Grundsätzlich gibt es drei verschiedene Anspruchsgrundlagen, die Sie kennen sollten:

  • Krankenhausvermeidungs- und Unterstützungspflege (§ 37 Abs. 1 SGB V). Diese Leistung greift, wenn ein Krankenhausaufenthalt medizinisch geboten, aber nicht durchführbar ist — oder wenn er durch häusliche Pflege vermieden oder verkürzt werden kann. Sie umfasst Grund- und Behandlungspflege sowie hauswirtschaftliche Versorgung.
  • Unterstützungspflege bei schwerer Krankheit (§ 37 Abs. 1a SGB V). Hier heißt es im Gesetz wörtlich: „(1a) Versicherte erhalten an geeigneten Orten im Sinne von Absatz 1 Satz 1 wegen schwerer Krankheit oder wegen akuter Verschlimmerung einer Krankheit, insbesondere nach einem Krankenhausaufenthalt, nach einer ambulanten Operation oder nach einer ambulanten Krankenhausbehandlung, soweit keine Pflegebedürftigkeit mit Pflegegrad 2, 3, 4 oder 5 im Sinne des Elften Buches vorliegt, die erforderliche Grundpflege und hauswirtschaftliche Versorgung. Absatz 1 Satz 4 und 5 gilt entsprechend.“ Das bedeutet: Wer bereits Pflegegrad 2 oder höher hat, hat auf diesem Weg keinen Anspruch.
  • Behandlungspflege zur Sicherung des Therapieziels (§ 37 Abs. 2 SGB V). Diese Variante ist zeitlich unbegrenzt und gilt für medizinische Maßnahmen wie Insulininjektionen, Verbandwechsel oder Katheterpflege.

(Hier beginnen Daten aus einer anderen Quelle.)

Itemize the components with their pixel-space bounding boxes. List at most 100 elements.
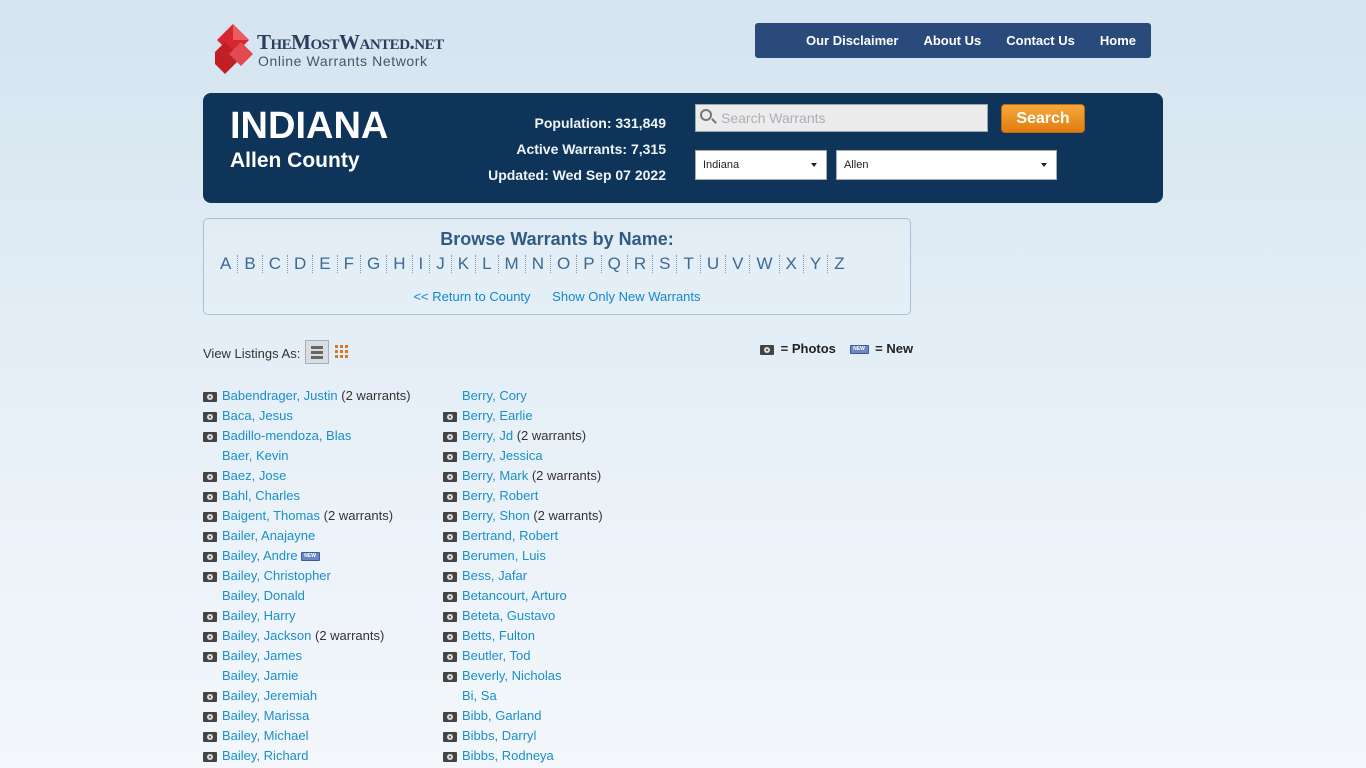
warrant-name-link[interactable]: Baigent, Thomas	[222, 508, 320, 523]
letter-link-g[interactable]: G	[361, 255, 388, 273]
warrant-name-link[interactable]: Bibbs, Rodneya	[462, 748, 554, 763]
camera-icon	[203, 472, 217, 482]
warrant-name-link[interactable]: Bailey, Andre	[222, 548, 298, 563]
warrant-name-link[interactable]: Bi, Sa	[462, 688, 497, 703]
letter-link-s[interactable]: S	[653, 255, 678, 273]
letter-link-o[interactable]: O	[551, 255, 578, 273]
letter-link-v[interactable]: V	[726, 255, 751, 273]
letter-link-d[interactable]: D	[288, 255, 314, 273]
warrant-name-link[interactable]: Bertrand, Robert	[462, 528, 558, 543]
letter-link-h[interactable]: H	[387, 255, 413, 273]
warrant-name-link[interactable]: Bibbs, Darryl	[462, 728, 536, 743]
warrant-name-link[interactable]: Beutler, Tod	[462, 648, 530, 663]
warrant-name-link[interactable]: Bailey, Harry	[222, 608, 295, 623]
letter-link-w[interactable]: W	[750, 255, 780, 273]
warrant-name-link[interactable]: Bailey, James	[222, 648, 302, 663]
listing-entry: Bailey, Harry	[222, 606, 295, 626]
chevron-down-icon	[1041, 163, 1047, 167]
warrant-name-link[interactable]: Bailey, Jeremiah	[222, 688, 317, 703]
site-logo[interactable]: TheMostWanted.net Online Warrants Networ…	[215, 22, 444, 74]
show-new-warrants-link[interactable]: Show Only New Warrants	[552, 289, 700, 304]
warrant-name-link[interactable]: Beverly, Nicholas	[462, 668, 561, 683]
state-select-value: Indiana	[703, 159, 740, 171]
warrant-count: (2 warrants)	[533, 508, 603, 523]
warrant-name-link[interactable]: Berry, Robert	[462, 488, 538, 503]
listing-entry: Bahl, Charles	[222, 486, 300, 506]
letter-link-j[interactable]: J	[430, 255, 452, 273]
nav-about[interactable]: About Us	[923, 33, 981, 48]
letter-link-k[interactable]: K	[452, 255, 477, 273]
letter-link-p[interactable]: P	[577, 255, 602, 273]
warrant-name-link[interactable]: Bailey, Richard	[222, 748, 308, 763]
warrant-name-link[interactable]: Baez, Jose	[222, 468, 286, 483]
county-select[interactable]: Allen	[836, 150, 1057, 180]
warrant-name-link[interactable]: Bailey, Christopher	[222, 568, 331, 583]
listing-entry: Berry, Jd (2 warrants)	[462, 426, 586, 446]
search-button[interactable]: Search	[1001, 104, 1085, 133]
camera-icon	[443, 732, 457, 742]
nav-home[interactable]: Home	[1100, 33, 1136, 48]
warrant-name-link[interactable]: Baca, Jesus	[222, 408, 293, 423]
letter-link-b[interactable]: B	[238, 255, 263, 273]
state-select[interactable]: Indiana	[695, 150, 827, 180]
letter-link-z[interactable]: Z	[828, 255, 850, 273]
list-view-icon[interactable]	[305, 340, 329, 364]
warrant-name-link[interactable]: Bailey, Michael	[222, 728, 308, 743]
warrant-name-link[interactable]: Baer, Kevin	[222, 448, 289, 463]
warrant-name-link[interactable]: Berry, Jessica	[462, 448, 543, 463]
letter-link-y[interactable]: Y	[804, 255, 829, 273]
search-input[interactable]: Search Warrants	[695, 104, 988, 132]
listing-entry: Berry, Earlie	[462, 406, 533, 426]
letter-link-m[interactable]: M	[499, 255, 526, 273]
camera-icon	[443, 752, 457, 762]
camera-icon	[443, 652, 457, 662]
warrant-name-link[interactable]: Berry, Shon	[462, 508, 530, 523]
warrant-name-link[interactable]: Bailey, Jamie	[222, 668, 298, 683]
warrant-name-link[interactable]: Babendrager, Justin	[222, 388, 338, 403]
letter-link-e[interactable]: E	[313, 255, 338, 273]
state-title: INDIANA	[230, 105, 389, 147]
county-stats: Population: 331,849 Active Warrants: 7,3…	[488, 110, 666, 188]
warrant-name-link[interactable]: Bailey, Marissa	[222, 708, 309, 723]
letter-link-n[interactable]: N	[526, 255, 551, 273]
warrant-name-link[interactable]: Bailey, Jackson	[222, 628, 311, 643]
browse-panel: Browse Warrants by Name: ABCDEFGHIJKLMNO…	[203, 218, 911, 315]
warrant-name-link[interactable]: Berumen, Luis	[462, 548, 546, 563]
listing-entry: Bailey, Donald	[222, 586, 305, 606]
browse-title: Browse Warrants by Name:	[440, 229, 674, 249]
letter-link-q[interactable]: Q	[602, 255, 628, 273]
nav-contact[interactable]: Contact Us	[1006, 33, 1075, 48]
warrant-name-link[interactable]: Bailey, Donald	[222, 588, 305, 603]
warrant-name-link[interactable]: Berry, Earlie	[462, 408, 533, 423]
listing-entry: Bailey, Jackson (2 warrants)	[222, 626, 384, 646]
letter-link-r[interactable]: R	[628, 255, 654, 273]
warrant-name-link[interactable]: Bess, Jafar	[462, 568, 527, 583]
letter-link-a[interactable]: A	[214, 255, 239, 273]
warrant-count: (2 warrants)	[341, 388, 411, 403]
grid-view-icon[interactable]	[335, 345, 349, 359]
search-icon	[700, 109, 712, 121]
warrant-name-link[interactable]: Bailer, Anajayne	[222, 528, 315, 543]
letter-link-i[interactable]: I	[413, 255, 431, 273]
warrant-name-link[interactable]: Betts, Fulton	[462, 628, 535, 643]
warrant-name-link[interactable]: Betancourt, Arturo	[462, 588, 567, 603]
letter-link-t[interactable]: T	[677, 255, 701, 273]
warrant-name-link[interactable]: Beteta, Gustavo	[462, 608, 555, 623]
nav-disclaimer[interactable]: Our Disclaimer	[806, 33, 899, 48]
letter-link-f[interactable]: F	[338, 255, 361, 273]
warrant-name-link[interactable]: Bahl, Charles	[222, 488, 300, 503]
listing-entry: Beutler, Tod	[462, 646, 530, 666]
camera-icon	[443, 512, 457, 522]
letter-link-c[interactable]: C	[263, 255, 288, 273]
listing-entry: Bailey, Jeremiah	[222, 686, 317, 706]
warrant-name-link[interactable]: Berry, Cory	[462, 388, 527, 403]
warrant-name-link[interactable]: Badillo-mendoza, Blas	[222, 428, 351, 443]
letter-link-u[interactable]: U	[701, 255, 727, 273]
warrant-name-link[interactable]: Berry, Jd	[462, 428, 513, 443]
warrant-name-link[interactable]: Bibb, Garland	[462, 708, 542, 723]
return-to-county-link[interactable]: << Return to County	[413, 289, 530, 304]
population-text: Population: 331,849	[534, 115, 666, 131]
warrant-name-link[interactable]: Berry, Mark	[462, 468, 528, 483]
letter-link-l[interactable]: L	[476, 255, 499, 273]
letter-link-x[interactable]: X	[780, 255, 804, 273]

Wichtiger Hinweis: Häusliche Krankenpflege nach § 37 SGB V ist eine Kassenleistung der Krankenversicherung — nicht der Pflegeversicherung. Wer Pflegegrad 2 bis 5 hat, kann Behandlungspflege nach § 37 Abs. 2 SGB V dennoch erhalten, Grundpflege nach § 37 Abs. 1a SGB V jedoch nicht.


Was genau umfasst Behandlungspflege — und wo liegt die Grenze?

Der Begriff „Behandlungspflege“ klingt abstrakt, meint aber ganz konkrete Tätigkeiten. Der gesetzliche Wortlaut des § 37 Abs. 2 SGB V ist hier präzise:

„Versicherte erhalten in ihrem Haushalt, ihrer Familie oder sonst an einem geeigneten Ort, insbesondere in betreuten Wohnformen, Schulen und Kindergärten, bei besonders hohem Pflegebedarf auch in Werkstätten für behinderte Menschen als häusliche Krankenpflege Behandlungspflege, wenn diese zur Sicherung des Ziels der ärztlichen Behandlung erforderlich ist. § 10 der Werkstättenverordnung bleibt unberührt. Der Anspruch nach Satz 1 besteht nicht für Versicherte mit einem besonders hohen Bedarf an medizinischer Behandlungspflege, die Anspruch auf Leistungen nach § 37c haben, soweit diese Leistungen tatsächlich erbracht werden. Die Satzung kann bestimmen, dass die Krankenkasse zusätzlich zur Behandlungspflege nach Satz 1 als häusliche Krankenpflege auch Grundpflege und hauswirtschaftliche Versorgung erbringt. Die Satzung kann dabei Dauer und Umfang der Grundpflege und der hauswirtschaftlichen Versorgung nach Satz 4 bestimmen. Leistungen nach den Sätzen 4 und 5 sind nach Eintritt von Pflegebedürftigkeit mit mindestens Pflegegrad 2 im Sinne des Elften Buches nicht zulässig. Versicherte, die nicht auf Dauer in Einrichtungen nach § 71 Abs. 2 oder 4 des Elften Buches aufgenommen sind, erhalten Leistungen nach Satz 1 und den Sätzen 4 bis 6 auch dann, wenn ihr Haushalt nicht mehr besteht und ihnen nur zur Durchführung der Behandlungspflege vorübergehender Aufenthalt in einer Einrichtung oder in einer anderen geeigneten Unterkunft zur Verfügung gestellt wird.“

In der Praxis bedeutet das: Zum Spektrum der Behandlungspflege zählen in der Praxis unter anderem Insulininjektionen, Verbandwechsel und Wundversorgung, die Verabreichung verordneter Medikamente, das Anlegen von Kompressionsverbänden, Katheterisierungen sowie Inhalationsbehandlungen. Welche Maßnahmen im Einzelnen verordnet werden dürfen, bestimmt der Gemeinsame Bundesausschuss (G-BA) verbindlich im Leistungsverzeichnis der HKP-Richtlinie — zuletzt geändert am 16. Oktober 2025 mit Anpassungen zur parenteralen Ernährung und Bronchiallavage.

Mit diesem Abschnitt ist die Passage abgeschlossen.